For now, Yeo will lead the Flyers. Assistant coach Darryl Williams, a longtime right-hand man of Vigneault and in his first year with the Flyers, will take over Therrien's power play responsibilities.

Yeo will get a solid shot to show if he can be the long-term guy because Fletcher isn't currently in search of a head coach. In many ways, Yeo will have a head start on any potential candidates to come down the road.

"I’m not starting any process right now other than trying to get this team back on track," Fletcher said. "I’ve spoken with Mike, he knows there are no promises going forward, but he has his hands on the wheel now. It’s his opportunity to help this team get going in the right direction.

"As I said last week, I still don’t know truly what we have here, what our group is. As we go forward, I think things will become clearer on what we need to do. The focus right now is not on interviewing people and rushing to hire a head coach. Right now, it’s to support Mike and get this team playing the right way and then we'll make the decisions that we have to make at the right time."

Fletcher's patience here makes fine sense. The Flyers have a lot of questions and they need to figure out what they have with their roster — especially when they get healthier — before they try to land a permanent head coach. Like Fletcher noted, the Flyers "have to find an identity."

The GM said the Flyers will look for a new assistant coach to join Yeo and Williams.

4. Yeo's mindset

The 48-year-old Yeo owns 482 games of head coaching experience and was the bench boss for parts of five seasons with the Wild under Fletcher.

So Yeo has quality experience and works well with the GM. He was a Pittsburgh assistant when the Penguins won the 2009 Stanley Cup and had worked for Therrien in the past. He knows the Flyers' roster well. Yeo had overseen the penalty kill and defensemen as Vigneault's assistant.

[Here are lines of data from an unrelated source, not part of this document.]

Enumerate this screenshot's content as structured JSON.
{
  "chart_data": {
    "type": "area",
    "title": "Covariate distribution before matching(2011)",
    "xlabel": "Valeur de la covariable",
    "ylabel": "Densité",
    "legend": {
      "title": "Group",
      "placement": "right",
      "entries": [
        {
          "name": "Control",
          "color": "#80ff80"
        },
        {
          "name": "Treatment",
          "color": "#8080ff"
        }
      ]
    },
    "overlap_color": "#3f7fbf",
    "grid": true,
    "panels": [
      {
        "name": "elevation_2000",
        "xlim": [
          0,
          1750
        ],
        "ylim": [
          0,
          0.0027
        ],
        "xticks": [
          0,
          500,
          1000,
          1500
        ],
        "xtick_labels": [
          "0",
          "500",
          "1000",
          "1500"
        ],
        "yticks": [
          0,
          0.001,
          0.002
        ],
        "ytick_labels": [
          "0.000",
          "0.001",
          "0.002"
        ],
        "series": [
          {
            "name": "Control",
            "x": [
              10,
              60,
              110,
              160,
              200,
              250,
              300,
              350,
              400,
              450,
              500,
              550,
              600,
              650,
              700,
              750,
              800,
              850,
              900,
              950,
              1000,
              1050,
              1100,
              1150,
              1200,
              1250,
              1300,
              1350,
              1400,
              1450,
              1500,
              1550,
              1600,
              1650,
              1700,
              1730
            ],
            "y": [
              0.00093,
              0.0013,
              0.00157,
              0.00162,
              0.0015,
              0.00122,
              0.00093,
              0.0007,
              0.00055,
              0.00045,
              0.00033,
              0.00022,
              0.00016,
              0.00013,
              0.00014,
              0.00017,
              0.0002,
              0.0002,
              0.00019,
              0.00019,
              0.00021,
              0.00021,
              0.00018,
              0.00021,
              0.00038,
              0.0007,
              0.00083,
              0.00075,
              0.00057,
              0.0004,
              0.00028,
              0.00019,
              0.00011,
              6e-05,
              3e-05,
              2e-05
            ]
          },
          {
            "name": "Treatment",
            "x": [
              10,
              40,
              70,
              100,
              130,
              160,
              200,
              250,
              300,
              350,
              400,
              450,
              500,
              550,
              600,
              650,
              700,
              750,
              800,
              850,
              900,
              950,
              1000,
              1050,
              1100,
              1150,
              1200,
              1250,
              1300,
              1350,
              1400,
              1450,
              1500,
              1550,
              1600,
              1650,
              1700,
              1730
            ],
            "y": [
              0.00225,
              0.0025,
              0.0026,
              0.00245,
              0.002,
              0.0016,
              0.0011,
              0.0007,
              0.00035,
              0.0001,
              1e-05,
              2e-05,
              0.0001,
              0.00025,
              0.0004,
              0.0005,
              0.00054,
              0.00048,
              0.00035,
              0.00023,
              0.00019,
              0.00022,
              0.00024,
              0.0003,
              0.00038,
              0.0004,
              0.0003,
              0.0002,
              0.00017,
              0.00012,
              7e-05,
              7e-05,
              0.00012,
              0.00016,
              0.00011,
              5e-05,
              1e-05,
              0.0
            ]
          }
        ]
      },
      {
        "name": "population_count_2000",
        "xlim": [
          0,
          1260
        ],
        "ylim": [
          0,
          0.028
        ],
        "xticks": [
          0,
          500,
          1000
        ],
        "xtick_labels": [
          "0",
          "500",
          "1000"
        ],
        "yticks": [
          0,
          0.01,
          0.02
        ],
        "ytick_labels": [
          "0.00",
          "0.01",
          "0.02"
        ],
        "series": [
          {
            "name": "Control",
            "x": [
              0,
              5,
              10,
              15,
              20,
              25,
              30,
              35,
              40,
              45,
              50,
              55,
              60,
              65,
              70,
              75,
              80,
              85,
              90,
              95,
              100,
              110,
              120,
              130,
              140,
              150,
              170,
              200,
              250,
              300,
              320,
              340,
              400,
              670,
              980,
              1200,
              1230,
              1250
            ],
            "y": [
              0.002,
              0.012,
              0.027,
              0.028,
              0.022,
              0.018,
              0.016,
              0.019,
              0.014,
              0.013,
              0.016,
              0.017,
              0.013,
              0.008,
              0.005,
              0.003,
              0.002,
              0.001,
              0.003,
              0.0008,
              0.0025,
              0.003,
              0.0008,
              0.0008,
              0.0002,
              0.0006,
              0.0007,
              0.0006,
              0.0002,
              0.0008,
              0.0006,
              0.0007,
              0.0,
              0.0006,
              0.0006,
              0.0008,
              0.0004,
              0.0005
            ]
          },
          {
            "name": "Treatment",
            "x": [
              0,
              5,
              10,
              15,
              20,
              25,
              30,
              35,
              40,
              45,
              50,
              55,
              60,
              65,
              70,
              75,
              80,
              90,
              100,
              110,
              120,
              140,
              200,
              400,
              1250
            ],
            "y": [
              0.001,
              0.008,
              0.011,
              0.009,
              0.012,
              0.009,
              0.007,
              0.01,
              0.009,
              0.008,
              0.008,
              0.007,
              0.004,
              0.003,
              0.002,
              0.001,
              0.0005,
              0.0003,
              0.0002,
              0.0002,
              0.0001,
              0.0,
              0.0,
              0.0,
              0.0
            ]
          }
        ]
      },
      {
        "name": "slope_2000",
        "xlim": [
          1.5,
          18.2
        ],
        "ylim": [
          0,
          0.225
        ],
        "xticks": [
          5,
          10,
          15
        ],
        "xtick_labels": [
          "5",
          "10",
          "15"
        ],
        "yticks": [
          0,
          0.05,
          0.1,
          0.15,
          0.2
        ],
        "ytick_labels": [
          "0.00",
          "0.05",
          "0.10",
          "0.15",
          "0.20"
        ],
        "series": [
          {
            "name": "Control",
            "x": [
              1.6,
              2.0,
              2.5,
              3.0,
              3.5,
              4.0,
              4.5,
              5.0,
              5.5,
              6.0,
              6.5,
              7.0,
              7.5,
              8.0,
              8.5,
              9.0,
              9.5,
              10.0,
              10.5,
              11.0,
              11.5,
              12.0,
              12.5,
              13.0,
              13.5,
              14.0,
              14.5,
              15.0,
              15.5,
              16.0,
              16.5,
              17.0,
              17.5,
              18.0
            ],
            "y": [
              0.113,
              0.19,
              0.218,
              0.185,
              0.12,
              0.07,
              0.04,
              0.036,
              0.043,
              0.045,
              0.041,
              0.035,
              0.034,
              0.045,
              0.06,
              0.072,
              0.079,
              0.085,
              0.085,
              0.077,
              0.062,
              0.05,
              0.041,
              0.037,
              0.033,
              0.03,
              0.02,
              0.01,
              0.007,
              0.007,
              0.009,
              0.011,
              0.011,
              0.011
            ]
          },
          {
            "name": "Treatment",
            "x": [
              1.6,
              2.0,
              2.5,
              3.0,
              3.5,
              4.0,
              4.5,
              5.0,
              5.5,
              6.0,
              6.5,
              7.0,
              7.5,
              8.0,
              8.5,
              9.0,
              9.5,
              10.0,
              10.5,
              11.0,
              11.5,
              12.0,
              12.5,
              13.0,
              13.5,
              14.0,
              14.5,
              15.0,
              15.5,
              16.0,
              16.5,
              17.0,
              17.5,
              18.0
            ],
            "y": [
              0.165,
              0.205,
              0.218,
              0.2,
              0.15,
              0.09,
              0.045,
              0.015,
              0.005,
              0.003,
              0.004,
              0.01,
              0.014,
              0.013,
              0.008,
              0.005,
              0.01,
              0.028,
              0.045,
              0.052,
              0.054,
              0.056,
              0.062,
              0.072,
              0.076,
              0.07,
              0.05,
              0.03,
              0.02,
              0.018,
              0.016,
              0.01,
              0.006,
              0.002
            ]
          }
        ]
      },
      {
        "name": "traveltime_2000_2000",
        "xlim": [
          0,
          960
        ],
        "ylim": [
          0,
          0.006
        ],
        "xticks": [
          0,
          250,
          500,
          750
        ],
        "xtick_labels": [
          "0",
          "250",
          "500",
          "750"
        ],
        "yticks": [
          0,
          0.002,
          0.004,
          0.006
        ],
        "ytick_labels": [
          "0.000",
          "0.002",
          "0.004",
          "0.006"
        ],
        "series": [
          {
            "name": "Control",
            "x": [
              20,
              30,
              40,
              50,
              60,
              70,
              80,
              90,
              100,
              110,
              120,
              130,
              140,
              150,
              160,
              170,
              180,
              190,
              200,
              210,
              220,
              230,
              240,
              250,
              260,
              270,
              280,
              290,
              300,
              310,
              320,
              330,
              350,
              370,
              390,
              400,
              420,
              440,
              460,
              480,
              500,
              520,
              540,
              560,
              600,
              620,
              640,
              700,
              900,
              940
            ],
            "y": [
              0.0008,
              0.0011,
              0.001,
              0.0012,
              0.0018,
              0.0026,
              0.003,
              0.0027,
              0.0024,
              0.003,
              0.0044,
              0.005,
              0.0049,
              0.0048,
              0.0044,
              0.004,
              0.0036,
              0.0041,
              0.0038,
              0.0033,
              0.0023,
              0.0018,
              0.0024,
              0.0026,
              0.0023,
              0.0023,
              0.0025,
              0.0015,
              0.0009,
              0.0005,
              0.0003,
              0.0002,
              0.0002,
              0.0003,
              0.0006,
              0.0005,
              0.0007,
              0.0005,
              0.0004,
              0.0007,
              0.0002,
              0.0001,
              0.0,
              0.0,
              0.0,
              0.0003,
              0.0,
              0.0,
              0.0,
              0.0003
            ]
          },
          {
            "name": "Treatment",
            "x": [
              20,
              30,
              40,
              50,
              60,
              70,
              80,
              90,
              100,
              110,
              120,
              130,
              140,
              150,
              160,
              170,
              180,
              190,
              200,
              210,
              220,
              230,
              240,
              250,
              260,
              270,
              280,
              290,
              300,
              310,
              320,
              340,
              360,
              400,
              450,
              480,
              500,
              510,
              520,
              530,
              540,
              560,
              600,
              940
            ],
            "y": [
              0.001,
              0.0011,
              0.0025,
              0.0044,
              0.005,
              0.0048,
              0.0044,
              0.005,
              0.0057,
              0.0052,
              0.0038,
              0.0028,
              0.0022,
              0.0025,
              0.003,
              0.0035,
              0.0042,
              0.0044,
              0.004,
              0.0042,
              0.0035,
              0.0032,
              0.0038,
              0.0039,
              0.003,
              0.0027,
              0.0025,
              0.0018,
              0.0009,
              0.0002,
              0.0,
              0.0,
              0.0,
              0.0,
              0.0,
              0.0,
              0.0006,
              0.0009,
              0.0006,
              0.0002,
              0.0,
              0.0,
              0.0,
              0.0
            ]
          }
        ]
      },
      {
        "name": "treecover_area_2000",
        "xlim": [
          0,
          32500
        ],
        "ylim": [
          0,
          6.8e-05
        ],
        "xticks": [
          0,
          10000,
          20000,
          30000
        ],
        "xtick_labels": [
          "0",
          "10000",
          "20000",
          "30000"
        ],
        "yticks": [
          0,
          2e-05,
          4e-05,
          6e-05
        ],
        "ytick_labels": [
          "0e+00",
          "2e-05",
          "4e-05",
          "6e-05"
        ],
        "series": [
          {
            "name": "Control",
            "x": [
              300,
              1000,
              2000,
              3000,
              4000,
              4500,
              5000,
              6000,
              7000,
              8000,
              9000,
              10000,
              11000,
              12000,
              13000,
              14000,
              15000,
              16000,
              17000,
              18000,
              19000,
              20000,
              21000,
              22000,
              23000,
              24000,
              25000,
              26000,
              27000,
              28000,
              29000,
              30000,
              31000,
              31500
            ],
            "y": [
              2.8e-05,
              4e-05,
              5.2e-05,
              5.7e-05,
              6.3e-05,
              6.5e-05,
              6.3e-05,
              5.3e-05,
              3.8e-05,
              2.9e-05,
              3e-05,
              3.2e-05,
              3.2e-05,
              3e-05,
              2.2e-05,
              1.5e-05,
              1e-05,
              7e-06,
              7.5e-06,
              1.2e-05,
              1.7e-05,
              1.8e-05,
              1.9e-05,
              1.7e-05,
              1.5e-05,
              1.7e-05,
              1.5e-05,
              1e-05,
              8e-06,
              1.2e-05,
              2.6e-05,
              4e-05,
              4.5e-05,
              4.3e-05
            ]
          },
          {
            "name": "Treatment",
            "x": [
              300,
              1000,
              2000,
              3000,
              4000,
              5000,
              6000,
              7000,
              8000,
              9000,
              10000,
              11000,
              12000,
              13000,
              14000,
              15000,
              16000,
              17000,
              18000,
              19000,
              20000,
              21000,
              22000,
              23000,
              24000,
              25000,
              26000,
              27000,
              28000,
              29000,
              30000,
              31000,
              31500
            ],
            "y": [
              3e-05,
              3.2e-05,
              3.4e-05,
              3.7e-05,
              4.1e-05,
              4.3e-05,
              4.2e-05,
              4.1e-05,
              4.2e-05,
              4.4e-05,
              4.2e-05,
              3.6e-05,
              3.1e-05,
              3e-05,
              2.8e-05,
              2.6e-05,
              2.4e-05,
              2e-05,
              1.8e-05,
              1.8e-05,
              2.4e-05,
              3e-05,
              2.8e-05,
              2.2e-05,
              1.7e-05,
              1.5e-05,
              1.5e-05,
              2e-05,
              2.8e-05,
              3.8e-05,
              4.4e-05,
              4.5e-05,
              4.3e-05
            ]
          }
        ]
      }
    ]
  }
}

"I can tell you that I didn’t sleep very well last night," Yeo said. "It’s a very, very emotional day for me. Both of those guys treated me unbelievably. A.V., I have a ton of respect for him. He was really, really a great person to work with. Mike, my history with him goes back a long time. That part, I’m still a little bit emotional about it."

Yeo wants the Flyers to return to their tough-to-play-against ways.

"There are a lot of teams out there that maybe aren’t the most physical teams in the world, but they’re very difficult to play against," Yeo said. "That’s where we’re going to start. The way that we approach the game, we’ve got to be physically engaged, but we’re going to defend, we’re going to check and the way that we’re going to attack, it's going to be organized. We’re going to be on the same page. For me, I love to play with the puck. I want us to spend time in the offensive zone, I want us to grind the other team down, I want us to attack the net. And when we lose the puck, we want to get it back very quickly."

5. A salvageable season?

Fletcher is going to get a close read on the Flyers to see what direction they need to take moving forward. It's early enough that the Flyers have reason to believe they can make something of this season. Health will be important. So will the resolve of the team and the question of if Yeo can rebuild its confidence.

"The group cares about each other, there’s good chemistry," Fletcher said. "This isn’t a case where the room's falling apart, there's no factions in there.

"Before this eight-game streak, we were in a playoff spot. We weren’t playing perfectly, but we were a decent team, a decent team that needed to get better. Now we’ve just completely lost our way."

Do they have the right personnel? Top-pair defenseman Ryan Ellis remains the most important piece to the Flyers' chances this season. When Vigneault had two top-pair defensemen, the Flyers were pretty good. He had that in 2019-20. But he had only one last season and he had two for only four games this season.

The 30-year-old Ellis is an all-situation, team-changing player. He has been out because of a nagging lower-body injury and could be back around late December or the beginning of January.

Fletcher said the Flyers still believe in clinching a playoff berth.

"Right now, it sounds like clichés, but we've got to make sure the process is strong, we've got to get back to playing the right way," Fletcher said. "If we do that, then we have a chance to be a good team. We’ll see — that’s certainly our goal."